Lying

The large round table had a circle of a dozen or so young people and two or three adults all engaged in discussing and discerning what the theme for an upcoming youth gathering might be. One of the youth offered, “Listen to this song:”

“Tell me lies
Tell me sweet little lies
Tell me lies, tell me, tell me lies
Oh, no, no, you can’t disguise
You can’t disguise, no, you can’t disguise
Tell me lies
Tell me sweet little lies”

I smiled and wondered how this classic Fleetwood Mac song had become part of this young person’s repertoire. As the song concluded she continued, “I think we should do a retreat on lying!” Everyone at the table sat in reflective silence for a moment before another young person spoke up, “You know everybody lies. In fact, this song seems to romanticize or rationalize how lying just seems to be acceptable.” Another youth quickly jumped in, “That’s not true! Lying is never okay!” And for the next hour a robust discussion ensued about both the prevalence and acceptance of lying in the world.

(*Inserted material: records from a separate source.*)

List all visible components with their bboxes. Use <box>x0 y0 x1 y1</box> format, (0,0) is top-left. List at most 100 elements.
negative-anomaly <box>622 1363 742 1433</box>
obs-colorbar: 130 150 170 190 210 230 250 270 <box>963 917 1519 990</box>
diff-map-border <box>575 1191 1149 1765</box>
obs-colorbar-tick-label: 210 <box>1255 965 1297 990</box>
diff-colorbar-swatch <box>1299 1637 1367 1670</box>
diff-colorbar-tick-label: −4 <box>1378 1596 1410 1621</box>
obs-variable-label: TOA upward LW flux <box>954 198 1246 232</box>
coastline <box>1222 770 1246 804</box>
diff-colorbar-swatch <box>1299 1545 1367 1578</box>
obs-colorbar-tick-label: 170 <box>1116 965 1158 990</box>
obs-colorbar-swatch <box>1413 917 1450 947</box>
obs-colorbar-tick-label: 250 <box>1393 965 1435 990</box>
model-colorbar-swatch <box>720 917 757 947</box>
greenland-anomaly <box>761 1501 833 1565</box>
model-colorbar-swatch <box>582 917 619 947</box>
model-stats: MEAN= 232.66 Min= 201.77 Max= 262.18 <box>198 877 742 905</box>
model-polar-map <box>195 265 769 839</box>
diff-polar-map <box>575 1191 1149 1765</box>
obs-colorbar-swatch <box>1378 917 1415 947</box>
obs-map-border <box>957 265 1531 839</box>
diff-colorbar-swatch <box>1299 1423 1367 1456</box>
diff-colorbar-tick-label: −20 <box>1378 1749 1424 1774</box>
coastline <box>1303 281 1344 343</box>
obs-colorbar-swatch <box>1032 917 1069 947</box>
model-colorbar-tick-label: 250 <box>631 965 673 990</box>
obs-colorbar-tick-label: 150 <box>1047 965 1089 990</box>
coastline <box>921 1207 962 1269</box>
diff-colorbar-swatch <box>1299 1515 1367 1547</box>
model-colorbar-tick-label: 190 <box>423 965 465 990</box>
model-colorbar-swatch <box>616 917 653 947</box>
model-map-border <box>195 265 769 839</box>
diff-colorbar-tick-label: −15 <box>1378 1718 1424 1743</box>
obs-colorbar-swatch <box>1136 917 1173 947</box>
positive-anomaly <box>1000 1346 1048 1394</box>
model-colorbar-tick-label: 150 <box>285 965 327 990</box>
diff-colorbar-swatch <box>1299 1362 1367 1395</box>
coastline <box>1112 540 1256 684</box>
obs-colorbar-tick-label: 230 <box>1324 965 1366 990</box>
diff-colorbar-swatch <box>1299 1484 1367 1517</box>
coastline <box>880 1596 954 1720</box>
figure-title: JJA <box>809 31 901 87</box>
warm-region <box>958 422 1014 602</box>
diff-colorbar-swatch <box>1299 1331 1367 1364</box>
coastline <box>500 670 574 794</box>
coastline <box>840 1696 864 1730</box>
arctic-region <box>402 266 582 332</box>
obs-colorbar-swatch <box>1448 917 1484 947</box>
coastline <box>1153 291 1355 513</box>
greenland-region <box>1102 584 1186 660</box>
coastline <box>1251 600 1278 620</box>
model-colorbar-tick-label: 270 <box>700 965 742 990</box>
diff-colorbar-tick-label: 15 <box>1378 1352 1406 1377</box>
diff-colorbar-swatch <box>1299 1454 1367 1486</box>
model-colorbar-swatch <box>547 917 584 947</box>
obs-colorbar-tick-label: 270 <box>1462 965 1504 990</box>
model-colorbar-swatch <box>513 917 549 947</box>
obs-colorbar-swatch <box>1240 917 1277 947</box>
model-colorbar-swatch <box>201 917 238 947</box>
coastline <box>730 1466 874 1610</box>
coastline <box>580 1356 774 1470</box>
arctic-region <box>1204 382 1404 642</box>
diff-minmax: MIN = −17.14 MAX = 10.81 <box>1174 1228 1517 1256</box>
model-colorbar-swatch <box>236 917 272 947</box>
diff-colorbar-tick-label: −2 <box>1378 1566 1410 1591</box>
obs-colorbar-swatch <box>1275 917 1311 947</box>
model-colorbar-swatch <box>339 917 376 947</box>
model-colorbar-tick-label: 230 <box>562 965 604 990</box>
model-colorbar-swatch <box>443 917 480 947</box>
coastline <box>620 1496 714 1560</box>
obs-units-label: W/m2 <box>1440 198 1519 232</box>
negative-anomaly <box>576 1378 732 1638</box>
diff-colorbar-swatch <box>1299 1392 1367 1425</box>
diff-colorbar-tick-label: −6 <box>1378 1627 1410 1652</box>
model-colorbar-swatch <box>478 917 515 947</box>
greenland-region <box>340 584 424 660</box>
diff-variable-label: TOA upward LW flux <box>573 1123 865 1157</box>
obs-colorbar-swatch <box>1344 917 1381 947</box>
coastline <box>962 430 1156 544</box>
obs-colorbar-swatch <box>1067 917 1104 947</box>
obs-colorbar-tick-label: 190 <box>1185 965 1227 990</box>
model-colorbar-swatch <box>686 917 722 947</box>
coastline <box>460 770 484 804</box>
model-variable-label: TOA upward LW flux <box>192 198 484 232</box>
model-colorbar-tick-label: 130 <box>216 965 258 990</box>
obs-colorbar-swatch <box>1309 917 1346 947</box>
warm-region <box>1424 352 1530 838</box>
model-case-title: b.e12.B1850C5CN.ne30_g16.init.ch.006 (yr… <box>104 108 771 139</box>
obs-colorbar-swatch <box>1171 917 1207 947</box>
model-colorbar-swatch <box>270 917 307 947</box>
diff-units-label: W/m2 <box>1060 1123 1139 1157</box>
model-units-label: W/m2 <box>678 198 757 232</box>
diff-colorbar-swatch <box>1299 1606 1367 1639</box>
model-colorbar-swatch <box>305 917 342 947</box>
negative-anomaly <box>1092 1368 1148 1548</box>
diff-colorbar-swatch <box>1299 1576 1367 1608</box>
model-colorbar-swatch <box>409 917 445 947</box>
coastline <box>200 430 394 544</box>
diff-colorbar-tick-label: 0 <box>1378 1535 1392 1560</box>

Lying is a fascinating phenomenon and yet nothing new. There are many accounts of leaders and lovers, neighbors and enemies lying throughout history. The Bible has some notable passages on lying, “Lying lips are an abomination to the LORD” (Proverbs 12:22), and “Do not lie to one another, seeing that you have stripped off the old self with its practices” (Col. 3:9), (some would suggest the 9th Commandment, “You shall not bear false witness against your neighbor” but other scholars suggest it is referring to perjury). And then you have one of my favorite theologians, St. Augustine, who wrote a great deal on lying. He stated, “The question of lying is important since it often disturbs us in our daily actions lest we rashly blame ourselves for what, in reality, is not a lie, or, on the other hand, lest we think that at times we must deviate from the truth by telling a lie through a sense of honor, of duty, or even of mercy.”

Through the millennium we have found ways to categorize or, as the youth suggested, rationalize our lies: white lies, half truths, hyperbole and BS to name just a few cultural favorites. These are admissions to that which is “less than true”. As St. Augustine suggested sometimes our rationalization for lying is our desire to serve a higher purpose or good. Other times our reasoning is about protecting the other, as Jack Nicholson proclaimed in A Few Good Men, “You can’t handle the truth!” And there is always the proverbial getting caught with our hand in the cookie jar when our lying is focused on getting out of the trouble we find ourselves in.

Lying really is a fascinating phenomenon. Most all of us are taught by our parents or guardians that lying is wrong. This belief is reinforced in our faith traditions, educational institutions, and among our circles of friends. Yet it appears both the level of lying and acceptance in our world are at an all time high. So much so that last January a very diverse group of Christian leaders felt completed to publish the following statement:

“WE REJECT the practice and pattern of lying that is invading our political and civil life. Politicians, like the rest of us, are human, fallible, sinful, and mortal. But when public lying becomes so persistent that it deliberately tries to change facts for ideological, political, or personal gain, the public accountability to truth is undermined. The regular purveying of falsehoods and consistent lying by the nation’s highest leaders can change the moral expectations within a culture, the accountability for a civil society, and even the behavior of families and children. The normalization of lying presents a profound moral danger to the fabric of society. In the face of lies that bring darkness, Jesus is our truth and our light.” (Reclaiming Jesus in a Time of Crisis)

My sense is the time has come for all of us to take a serious gut check on what part lying plays in our lives. Are we rationalizing, minimizing, even normalizing lying, both our own and that of others? As such, are we moving to a life ever-decreasing in honesty? With honesty lacking there is no chance for real trust. And without trust we lose the fundamental dynamic of truly being in relationship with one another.